May 24, 2020

Have you ever wondered what Brian Eno would sound like if he wrote a doom album? I know that’s an odd question but believe me it didn’t come totally out of the blue! Witnesses is the project of New Yorker multi-instrumentalist Greg Schwan (ex-keyboard player of doom merchants While Heaven Wept). Like many, he likes to claim he cuts across genres but Schwan really does with the Witnesses project. He’s not happy though to mix genres within a song. He’s not even happy to mix genres within an album. What he does is create whole albums in different genres. So, he’s released three purely experimental ambient albums, entitled somewhat unimaginatively as I, II and III, and between the last two of those he released a doom metal album To Disappear And To Be Nothing. Now he’s released this his fifth full length album, the second in a doom style, which I would guess goes some way to explain the title.
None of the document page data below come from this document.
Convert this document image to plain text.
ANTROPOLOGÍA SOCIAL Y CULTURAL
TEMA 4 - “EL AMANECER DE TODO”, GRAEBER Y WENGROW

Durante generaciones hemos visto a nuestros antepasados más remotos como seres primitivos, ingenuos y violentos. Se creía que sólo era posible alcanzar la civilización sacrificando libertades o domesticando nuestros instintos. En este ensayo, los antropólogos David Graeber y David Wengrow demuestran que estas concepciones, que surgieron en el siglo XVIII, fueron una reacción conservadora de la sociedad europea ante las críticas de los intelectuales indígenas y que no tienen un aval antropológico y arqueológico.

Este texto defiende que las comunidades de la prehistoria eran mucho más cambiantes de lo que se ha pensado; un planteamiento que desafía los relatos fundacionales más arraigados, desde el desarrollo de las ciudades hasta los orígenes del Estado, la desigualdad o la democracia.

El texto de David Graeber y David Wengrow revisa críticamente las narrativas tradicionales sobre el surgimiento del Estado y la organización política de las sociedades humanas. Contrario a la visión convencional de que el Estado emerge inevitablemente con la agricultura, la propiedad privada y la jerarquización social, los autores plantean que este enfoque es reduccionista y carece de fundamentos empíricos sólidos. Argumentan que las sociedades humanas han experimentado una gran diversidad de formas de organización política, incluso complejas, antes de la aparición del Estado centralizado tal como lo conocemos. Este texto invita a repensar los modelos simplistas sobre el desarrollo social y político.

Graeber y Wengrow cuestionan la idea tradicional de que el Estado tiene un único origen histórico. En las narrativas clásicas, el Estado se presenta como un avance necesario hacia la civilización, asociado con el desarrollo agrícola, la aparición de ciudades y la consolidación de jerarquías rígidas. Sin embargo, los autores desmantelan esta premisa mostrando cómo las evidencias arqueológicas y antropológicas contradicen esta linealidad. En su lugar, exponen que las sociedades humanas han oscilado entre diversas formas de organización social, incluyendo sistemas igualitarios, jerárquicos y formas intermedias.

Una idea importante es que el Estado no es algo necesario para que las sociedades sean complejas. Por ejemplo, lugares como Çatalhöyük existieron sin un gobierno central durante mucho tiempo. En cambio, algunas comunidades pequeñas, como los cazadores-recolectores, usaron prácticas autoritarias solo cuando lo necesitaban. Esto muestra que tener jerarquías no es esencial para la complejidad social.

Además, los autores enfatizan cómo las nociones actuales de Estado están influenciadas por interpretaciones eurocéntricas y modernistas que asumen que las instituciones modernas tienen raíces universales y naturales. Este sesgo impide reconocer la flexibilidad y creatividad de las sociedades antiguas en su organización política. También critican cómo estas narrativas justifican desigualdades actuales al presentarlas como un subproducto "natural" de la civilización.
So, you may be wondering what would make a doom artist want to delve into ambient music, or vice versa.  I’m no musicologist but I would venture to suggest that the creation of interesting atmospheric soundscapes – that are at the core of ambient music – are not that dissimilar to the atmospheric tension building that happens in the quieter sections of doom tracks. That similarity can be seen in the quieter sections on To Disappear And To Be Nothing where Schwan’s ambient experiments are echoed, but this new album now charts a more standard doom course.

Schwan, looking about as cheerful as the music he writes…..

Speaking about charting courses, Doom II is a loose concept album. The album consists of six songs about a plague born at sea, which makes it to land, to a village that hopes its story will not be forgotten. That’s an interesting concept which certainly could have been highlighted through a more imaginative album title. Musically, Schwan seems influenced by his old band While Heaven Wept and by 1990s British bands such as My Dying Bride. The pace is slow, even by doom standards, and to call it gloomy would be an understatement. The riffs tend to be just long slow chord sequences which in reality can become a little tedious after a while. There are some good moments though. Closing track An Ending has a really good falling guitar phrase which promises much but then doesn’t really build on that. In the title track there is the welcome use of synths which gives a sense of warmth to what is often quite harsh music. The title track track also has a guest guitarist Scott Loose (an old friend from While Heaven Wept) who contributes the solo which is another good moment.

The problem I sensed with this album is that Schwan is simply trying to do too much on his own. The raw material has some potential but it needed a good skilled band and a good production team to flesh it out into genuinely attractive material. Schwan should be given credit for the heroic one-man effort here but I fear the album will only appeal to existing fans or die-hard doom fans.